Error Scaling#

On this page we briefly consider the error scaling of the lintsampling algorithm as applied to Monte Carlo integration. ¹ ¹This page is inspired by a discussion during the JOSS review process (PR #12, in particular this comment by the referee @matt-graham). We’ll use the same toy PDF as in the first example notebook: a 3-component 1D Gaussian mixture. We’ll use lintsampler to get a Monte Carlo estimate of the expectation of the log-pdf,

\[ \int dx\, p(x) \ln p(x). \]

We can then estimate the ‘error’ as the (absolute) difference between this estimate and a ground truth value.

To begin with, we’ll just consider the most ‘vanilla’ usage of lintsampler, i.e. ordinary pseudo-random lintsampling over a single evenly-spaced fixed grid. The plot below shows how the error varies over a two-dimensional space: the number of grid points \(N_\text{grid}\) and the number of samples \(N_\text{samples}\).

The contours here exhibit quite clear L-shapes: holding \(N_\text{samples}\) (\(N_\text{grid}\)) fixed and increasing \(N_\text{grid}\) (\(N_\text{samples}\)), the error decreases rapidly then reaches a plateau at some \(N_\text{grid} < N_\text{samples}\).
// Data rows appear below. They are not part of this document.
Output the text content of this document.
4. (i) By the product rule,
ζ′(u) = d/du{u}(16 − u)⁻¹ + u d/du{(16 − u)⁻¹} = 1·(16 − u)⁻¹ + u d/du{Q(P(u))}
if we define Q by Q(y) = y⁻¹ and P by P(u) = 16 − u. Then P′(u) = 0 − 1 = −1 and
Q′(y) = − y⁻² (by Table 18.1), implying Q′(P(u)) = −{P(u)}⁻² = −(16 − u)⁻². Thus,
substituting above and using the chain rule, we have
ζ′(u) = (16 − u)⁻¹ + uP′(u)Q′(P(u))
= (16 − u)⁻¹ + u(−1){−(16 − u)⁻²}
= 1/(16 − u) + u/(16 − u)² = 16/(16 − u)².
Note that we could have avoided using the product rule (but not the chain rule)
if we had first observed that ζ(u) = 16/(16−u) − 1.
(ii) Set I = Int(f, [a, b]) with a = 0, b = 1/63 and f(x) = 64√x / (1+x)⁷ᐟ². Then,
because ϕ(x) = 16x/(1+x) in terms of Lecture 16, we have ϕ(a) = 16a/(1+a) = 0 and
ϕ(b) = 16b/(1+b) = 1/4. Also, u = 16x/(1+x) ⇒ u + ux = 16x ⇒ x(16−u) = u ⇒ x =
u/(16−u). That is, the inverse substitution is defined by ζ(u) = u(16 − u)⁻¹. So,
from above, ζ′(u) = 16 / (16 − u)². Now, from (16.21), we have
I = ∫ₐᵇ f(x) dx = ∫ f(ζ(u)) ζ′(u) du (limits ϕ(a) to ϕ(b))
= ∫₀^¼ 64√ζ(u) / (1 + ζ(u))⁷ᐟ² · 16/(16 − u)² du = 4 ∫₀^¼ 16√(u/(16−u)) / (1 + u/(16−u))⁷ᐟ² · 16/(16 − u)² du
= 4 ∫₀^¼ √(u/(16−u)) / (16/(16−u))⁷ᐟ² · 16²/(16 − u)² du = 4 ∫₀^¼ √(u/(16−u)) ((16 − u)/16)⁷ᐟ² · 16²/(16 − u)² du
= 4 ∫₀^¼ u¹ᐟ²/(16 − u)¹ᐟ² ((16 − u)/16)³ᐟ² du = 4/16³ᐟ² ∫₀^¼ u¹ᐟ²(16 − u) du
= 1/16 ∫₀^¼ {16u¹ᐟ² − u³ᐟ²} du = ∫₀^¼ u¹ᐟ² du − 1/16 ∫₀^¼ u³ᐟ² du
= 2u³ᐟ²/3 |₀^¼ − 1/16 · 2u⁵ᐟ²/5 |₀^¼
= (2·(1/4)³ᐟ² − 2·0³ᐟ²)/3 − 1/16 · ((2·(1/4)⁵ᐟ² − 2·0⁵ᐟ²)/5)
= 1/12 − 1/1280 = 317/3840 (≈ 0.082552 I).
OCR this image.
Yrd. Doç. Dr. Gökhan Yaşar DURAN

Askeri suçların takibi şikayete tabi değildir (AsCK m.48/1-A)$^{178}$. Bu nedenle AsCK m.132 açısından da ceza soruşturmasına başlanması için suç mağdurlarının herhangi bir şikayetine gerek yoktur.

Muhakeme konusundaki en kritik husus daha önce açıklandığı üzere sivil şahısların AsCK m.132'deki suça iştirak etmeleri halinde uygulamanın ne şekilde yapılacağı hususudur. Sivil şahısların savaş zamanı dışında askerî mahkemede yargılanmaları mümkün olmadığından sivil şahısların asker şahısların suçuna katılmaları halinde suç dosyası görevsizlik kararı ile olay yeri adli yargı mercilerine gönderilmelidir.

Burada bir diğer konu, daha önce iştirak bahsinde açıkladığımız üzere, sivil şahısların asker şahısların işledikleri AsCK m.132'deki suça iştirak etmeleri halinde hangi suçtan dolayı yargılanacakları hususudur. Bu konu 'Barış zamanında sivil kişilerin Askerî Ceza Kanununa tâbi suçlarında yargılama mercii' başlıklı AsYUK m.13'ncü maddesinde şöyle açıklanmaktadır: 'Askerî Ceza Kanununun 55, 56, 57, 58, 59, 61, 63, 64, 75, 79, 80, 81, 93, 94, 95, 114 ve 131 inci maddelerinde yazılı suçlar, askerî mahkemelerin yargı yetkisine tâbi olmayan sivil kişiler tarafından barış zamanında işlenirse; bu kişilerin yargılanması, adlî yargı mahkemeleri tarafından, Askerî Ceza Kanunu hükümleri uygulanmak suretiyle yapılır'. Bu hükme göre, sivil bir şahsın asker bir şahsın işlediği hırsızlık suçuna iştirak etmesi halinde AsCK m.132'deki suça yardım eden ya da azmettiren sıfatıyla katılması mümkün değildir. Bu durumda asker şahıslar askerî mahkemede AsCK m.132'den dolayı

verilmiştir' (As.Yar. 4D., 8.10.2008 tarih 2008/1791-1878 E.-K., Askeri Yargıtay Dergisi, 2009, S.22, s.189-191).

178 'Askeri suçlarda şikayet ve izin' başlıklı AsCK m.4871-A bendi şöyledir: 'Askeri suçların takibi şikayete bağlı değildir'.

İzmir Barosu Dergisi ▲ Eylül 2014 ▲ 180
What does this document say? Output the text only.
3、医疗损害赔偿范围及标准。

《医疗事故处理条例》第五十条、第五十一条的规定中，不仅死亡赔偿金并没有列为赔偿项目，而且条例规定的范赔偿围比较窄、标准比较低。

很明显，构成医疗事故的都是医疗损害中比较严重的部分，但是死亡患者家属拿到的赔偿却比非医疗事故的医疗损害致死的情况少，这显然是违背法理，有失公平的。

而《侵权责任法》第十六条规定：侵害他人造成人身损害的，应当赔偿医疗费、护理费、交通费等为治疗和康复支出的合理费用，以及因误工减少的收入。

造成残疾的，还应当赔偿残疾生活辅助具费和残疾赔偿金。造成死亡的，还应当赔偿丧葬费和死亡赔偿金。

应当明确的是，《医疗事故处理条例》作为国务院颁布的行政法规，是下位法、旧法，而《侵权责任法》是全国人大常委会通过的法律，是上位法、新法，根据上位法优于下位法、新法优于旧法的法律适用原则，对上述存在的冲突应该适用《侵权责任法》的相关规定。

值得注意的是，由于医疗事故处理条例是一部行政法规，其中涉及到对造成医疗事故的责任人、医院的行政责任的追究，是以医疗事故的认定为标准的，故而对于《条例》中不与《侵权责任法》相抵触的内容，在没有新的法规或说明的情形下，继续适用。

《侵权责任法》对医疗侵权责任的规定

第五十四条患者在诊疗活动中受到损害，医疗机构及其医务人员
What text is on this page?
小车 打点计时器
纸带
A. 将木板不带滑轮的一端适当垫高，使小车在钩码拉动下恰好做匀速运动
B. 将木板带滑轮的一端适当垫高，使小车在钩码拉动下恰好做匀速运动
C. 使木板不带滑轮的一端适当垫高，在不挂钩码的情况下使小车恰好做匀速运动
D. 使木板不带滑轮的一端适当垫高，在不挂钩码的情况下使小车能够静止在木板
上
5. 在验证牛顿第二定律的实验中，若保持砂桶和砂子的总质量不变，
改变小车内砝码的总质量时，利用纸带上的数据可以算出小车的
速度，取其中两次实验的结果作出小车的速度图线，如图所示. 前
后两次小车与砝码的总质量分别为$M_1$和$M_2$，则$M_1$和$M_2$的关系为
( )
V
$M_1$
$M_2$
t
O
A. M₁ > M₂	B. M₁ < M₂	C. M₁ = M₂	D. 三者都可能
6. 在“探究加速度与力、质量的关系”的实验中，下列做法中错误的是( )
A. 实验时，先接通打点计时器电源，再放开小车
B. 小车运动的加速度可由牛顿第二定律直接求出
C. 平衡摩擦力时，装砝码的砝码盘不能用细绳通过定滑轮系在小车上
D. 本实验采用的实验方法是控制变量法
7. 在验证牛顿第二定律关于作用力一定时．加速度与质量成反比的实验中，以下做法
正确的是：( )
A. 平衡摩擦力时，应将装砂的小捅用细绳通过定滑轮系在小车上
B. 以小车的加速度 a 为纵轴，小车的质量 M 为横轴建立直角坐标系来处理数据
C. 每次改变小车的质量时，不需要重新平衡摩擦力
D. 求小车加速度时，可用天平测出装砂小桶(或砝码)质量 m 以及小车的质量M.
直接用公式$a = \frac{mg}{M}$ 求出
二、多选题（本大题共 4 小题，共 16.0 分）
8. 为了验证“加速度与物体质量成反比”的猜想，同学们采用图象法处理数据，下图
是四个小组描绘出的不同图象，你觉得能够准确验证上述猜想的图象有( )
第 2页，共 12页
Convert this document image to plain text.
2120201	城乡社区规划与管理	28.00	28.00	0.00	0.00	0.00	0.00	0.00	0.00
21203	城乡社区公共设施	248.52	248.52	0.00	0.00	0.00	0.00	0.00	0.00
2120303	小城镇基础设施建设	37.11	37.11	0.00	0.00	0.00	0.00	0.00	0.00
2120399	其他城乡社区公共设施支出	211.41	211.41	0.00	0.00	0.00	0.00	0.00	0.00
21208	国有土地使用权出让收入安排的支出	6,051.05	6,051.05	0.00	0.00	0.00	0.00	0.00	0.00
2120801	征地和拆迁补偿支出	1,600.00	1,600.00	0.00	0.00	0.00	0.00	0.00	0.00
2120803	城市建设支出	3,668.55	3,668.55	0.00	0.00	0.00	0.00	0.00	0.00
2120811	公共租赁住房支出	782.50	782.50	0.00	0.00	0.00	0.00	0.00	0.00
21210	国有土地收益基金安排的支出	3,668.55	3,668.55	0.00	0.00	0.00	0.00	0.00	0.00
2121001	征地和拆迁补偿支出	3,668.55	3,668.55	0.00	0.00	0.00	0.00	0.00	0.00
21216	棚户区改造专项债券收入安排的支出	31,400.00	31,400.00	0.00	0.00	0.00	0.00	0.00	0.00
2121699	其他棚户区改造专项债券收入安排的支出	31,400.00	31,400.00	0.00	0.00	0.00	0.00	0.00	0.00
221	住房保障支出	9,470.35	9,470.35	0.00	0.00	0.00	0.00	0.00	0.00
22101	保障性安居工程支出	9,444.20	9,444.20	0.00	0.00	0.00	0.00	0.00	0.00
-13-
The key thing to note here is that the error decreases only as \(N_\text{grid}\) and \(N_\text{samples}\) are both increased in tandem.

The following figure repeats this exercise, but now using the quasi-Monte Carlo (QMC) implementation in lintsampler. ² ²This is simply a matter of setting the flag qmc=True in the construction of a LintSampler instance.

Qualitatively, this figure is quite similar to the pseudo-random case above, albeit with two key differences. First, in the QMC case, the error decreases much more quickly as \(N_\text{grid}\) and \(N_\text{samples}\) are increased. Second, the direction of fastest decrease is altered: for a given \(N_\text{grid}\), fewer samples are needed before one reaches the error plateau.

To understand the error scaling in the two cases a little more clearly, we can investigate how the error reduces along the line \(N_\text{grid} = N_\text{samples}\). ³ ³We could choose other lines through the \(N_\text{grid}\)-\(N_\text{samples}\) space here, for example the line of steepest descent appears to be approximately \(N_\text{grid} \propto N_\text{samples}^{0.3}\) in the pseudo-random case and \(\propto N_\text{samples}^{0.5}\) in the QMC case. This is shown in the figure below.

As expected, the error decreases more quickly with \(N\) with QMC sampling than without. The slopes is slightly steeper than \(N^{-1}\) in the former case, and approximately \(N^{-0.5}\) in the latter case. These are the expected scalings under the two methods, and we find broadly similar results with different toy problems.